Allah’ım! Sen dünyada günahlarımızı bağışladın ve biz günahlarımızın ahirette örtülmesine daha çok muhtacız.
Ey Allah’ım! Bize, tümüyle sana bağlanmayı nasip et. Kalplerimizin gözlerini sana bakma nuruyla aydınlat ki kalplerimizin gözleri, nurdan hicapları yırtsın ve böylece azamet madenine bağlansın….”

Gün olur ki insan ağladığı günlere ağlar, gün olur ki insan kaçırdığı fırsatlara ağlar ve gün olur ki insan gayretsiz çabasız geçen günlerine ağlar…

İşte önümüzde bunu fırsata çevirecek nurlu geceler vardır, insanı maddi boyuttan soyutlayacak manevi bir sofraya davet eden nurun ala nur geceleri vardır..

İnsanın iç alemini tamirat ayı olan bugünlerde Kur’an'ın manevi sofrası tüm insanlara açılmıştır. Kimi bu aydan mutlu kimide bedbaht ayrılacaktır, önemli olan bizlerin nasıl ayrılacağıdır! Ağladığımız günlere mi ağlayacağız yoksa kaçırdığımız fırsatlara mı?

Akıl ve cehalet ordularının çok şiddetli bir şekilde savaştığı bu ayda nur olan Kur’an'dan nasıl faydalanmalıyız ve iç alemimizde hükümranlığı kimin eline teslim etmeliyiz, bu çok önemli ve bizim kaderimizi belirleyecek bir mücadeledir..

Bazen bu mücadele Ramazan boyu bazen bir yıl bazen de bir ömür boyu sürebilir…

Sadece yemekten içmekten kesilmek anlamı değildir bu ay bu sadece fıtratın gerektirdiği bir ameldir, asıl mana olarak insanın iç aleminin inşaasıdır..

İç alemin inşaası ancak nur ile mümkündür ki bu da ancak bu aya özel olan Kadir Gecesi ile gerçekleşmektedir…İç alemin her kademesi kendine öz haslet içermektedir.
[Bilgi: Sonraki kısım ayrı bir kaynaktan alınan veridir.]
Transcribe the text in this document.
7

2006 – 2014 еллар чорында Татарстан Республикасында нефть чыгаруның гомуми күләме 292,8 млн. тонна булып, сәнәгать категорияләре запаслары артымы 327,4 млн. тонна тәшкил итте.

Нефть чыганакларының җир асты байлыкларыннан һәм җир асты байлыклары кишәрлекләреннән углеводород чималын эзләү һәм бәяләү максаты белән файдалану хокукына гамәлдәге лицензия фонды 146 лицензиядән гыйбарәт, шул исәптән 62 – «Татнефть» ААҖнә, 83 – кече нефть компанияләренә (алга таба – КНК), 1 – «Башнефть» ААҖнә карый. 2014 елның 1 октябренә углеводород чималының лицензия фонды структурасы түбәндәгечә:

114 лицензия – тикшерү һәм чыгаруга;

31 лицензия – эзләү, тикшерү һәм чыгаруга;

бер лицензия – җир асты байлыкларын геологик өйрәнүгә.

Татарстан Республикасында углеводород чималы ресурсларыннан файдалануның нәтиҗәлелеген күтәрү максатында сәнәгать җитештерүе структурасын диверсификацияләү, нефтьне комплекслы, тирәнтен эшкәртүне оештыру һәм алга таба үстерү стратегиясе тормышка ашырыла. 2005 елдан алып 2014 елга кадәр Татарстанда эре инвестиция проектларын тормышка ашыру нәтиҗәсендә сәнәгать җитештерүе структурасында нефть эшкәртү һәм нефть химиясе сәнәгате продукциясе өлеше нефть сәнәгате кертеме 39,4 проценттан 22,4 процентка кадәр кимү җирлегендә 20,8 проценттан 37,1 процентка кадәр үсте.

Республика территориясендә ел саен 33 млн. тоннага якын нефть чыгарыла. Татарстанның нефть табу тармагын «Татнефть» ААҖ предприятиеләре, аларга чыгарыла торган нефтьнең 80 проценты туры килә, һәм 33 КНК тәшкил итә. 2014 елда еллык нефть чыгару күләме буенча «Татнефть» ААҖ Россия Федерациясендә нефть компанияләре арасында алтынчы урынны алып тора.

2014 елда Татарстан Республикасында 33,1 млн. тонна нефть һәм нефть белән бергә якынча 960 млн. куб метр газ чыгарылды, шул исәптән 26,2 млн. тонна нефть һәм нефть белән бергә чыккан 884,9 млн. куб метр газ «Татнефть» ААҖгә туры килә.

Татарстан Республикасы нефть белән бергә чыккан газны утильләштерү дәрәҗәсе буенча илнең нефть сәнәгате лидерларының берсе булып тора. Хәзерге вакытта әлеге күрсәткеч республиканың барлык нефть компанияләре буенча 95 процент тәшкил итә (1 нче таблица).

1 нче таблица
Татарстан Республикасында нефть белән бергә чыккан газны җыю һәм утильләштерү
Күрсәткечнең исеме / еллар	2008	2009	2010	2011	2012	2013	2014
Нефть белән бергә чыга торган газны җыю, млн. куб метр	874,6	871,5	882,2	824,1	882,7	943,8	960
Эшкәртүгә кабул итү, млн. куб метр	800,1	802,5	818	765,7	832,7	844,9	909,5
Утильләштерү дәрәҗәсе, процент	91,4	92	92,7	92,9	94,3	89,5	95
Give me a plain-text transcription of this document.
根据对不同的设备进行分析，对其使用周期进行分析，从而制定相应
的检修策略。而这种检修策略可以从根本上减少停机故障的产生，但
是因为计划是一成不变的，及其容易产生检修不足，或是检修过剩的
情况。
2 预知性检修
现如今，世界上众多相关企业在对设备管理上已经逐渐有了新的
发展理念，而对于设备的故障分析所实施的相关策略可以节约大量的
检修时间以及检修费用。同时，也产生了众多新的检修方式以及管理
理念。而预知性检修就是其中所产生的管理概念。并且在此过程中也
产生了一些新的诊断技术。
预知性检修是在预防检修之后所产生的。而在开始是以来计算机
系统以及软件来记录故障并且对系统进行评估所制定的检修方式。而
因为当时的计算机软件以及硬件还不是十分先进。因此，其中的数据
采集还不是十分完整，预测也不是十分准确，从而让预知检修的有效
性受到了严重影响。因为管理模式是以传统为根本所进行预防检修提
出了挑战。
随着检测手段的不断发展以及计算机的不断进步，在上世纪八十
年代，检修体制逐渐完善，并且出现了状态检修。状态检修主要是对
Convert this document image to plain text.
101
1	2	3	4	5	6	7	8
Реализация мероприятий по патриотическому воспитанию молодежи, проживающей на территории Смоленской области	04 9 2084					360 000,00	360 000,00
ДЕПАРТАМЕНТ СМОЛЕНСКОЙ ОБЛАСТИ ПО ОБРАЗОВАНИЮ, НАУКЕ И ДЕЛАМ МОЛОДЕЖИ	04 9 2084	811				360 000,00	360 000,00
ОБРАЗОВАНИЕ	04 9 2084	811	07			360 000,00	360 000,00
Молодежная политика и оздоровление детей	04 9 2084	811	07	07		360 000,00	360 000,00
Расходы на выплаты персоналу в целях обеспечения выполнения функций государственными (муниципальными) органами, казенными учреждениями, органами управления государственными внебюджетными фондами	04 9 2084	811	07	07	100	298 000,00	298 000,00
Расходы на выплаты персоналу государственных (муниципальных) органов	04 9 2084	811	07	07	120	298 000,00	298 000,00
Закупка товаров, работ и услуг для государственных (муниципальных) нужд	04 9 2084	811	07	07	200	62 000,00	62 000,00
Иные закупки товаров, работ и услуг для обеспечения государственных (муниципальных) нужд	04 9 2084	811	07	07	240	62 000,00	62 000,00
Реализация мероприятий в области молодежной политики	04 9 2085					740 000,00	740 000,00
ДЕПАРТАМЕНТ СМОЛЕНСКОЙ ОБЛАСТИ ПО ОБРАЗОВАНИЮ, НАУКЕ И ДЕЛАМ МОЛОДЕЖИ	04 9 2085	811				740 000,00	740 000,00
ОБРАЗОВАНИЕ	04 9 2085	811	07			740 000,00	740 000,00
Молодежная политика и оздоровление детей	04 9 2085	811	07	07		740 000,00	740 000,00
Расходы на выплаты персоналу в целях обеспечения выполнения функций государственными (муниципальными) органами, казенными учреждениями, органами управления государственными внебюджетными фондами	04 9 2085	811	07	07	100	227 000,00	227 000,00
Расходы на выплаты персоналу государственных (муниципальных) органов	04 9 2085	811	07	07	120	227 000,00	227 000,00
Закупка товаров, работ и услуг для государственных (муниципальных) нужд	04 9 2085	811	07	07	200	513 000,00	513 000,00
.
Bütün uzuvları adalet ölçüsünde takva ile donatmak ,yani çekinmek, kaçmak ve İlahi Nur'a doğru bir merdiven açmaktır..

Kur’an canlı bir ruh olma hesabı ile İsa Mesih gibi Ruhullah olma özelliğine sahiptir, ona nasıl yaklaşılırsa o şekilde cevap verir…Okumak ancak bir merhaledir okumayı ihlaslı bir şekilde amele dökmek gerekmektedir…

İnsanın iç alemini okuması insanın kendi inşaasının ilk adımıdır ve bu inşaa ancak iç alemindeki tüm "Fıtrat"a ters düşen kötü hasletleri iyi bir meleke haline getirmekle önem kazanacaktır ve İlahi sofranın Nur'undan faydalanma ile hakikat gerçekleşecektir..

Allah‘ın ruhu olan İsa Mesih bu hasletleri yaşayışıyla Celal sıfatını kendisinde meleke haline gelmiş bir şekilde insanlara göstermiştir..

İlahi sofranın manevi hediyelerinden biride bu ayda tamir edilen her kötü hasletin yerine bir tecelli bir nur olarak yansımasıdır, yani İlahi Nur'un sizin hem iç aleminizde hemde dış aleminizde zahir olmasıdır.

Batının zahire yansıması ancak aşk ile mümkündür ki insan bunu bu ayda Kur’an ile mümkün kılabilir, çünkü canlı bir ruh olan mukaddes Kitap insanı akıldan aşka yönlendirir…

Bu Aşk Mektebi insanın Rabbi ile münacaatı ile yüce makamlara sahib olunma ve sürekli kılma haline gelebilir..Dua ibadetin özüdür yani insanın en samimi olduğu hatta riya yalan şirk unsurlarının insanın bütün ruhundan ayrıldığı bir manevi halet oluşturması için en üstün "Abd" olma makamıdır…

Dua içten gelen samimi bir yöneliş kaçış maddenin manada yok oluş merhalesidir…

Müminlerin Emiri dua ederken onu kucağınıza alın yani bağrınıza basın tüm içtenlikle yönelin ki size icabet edilsin O’nu anın ki O’da sizi ansın tabirini bize tavsiye etmiştir…

Azad olma tüm heva ve heves zincirlerinden kurtulma ayıdır bu mübarek nurlu geceler…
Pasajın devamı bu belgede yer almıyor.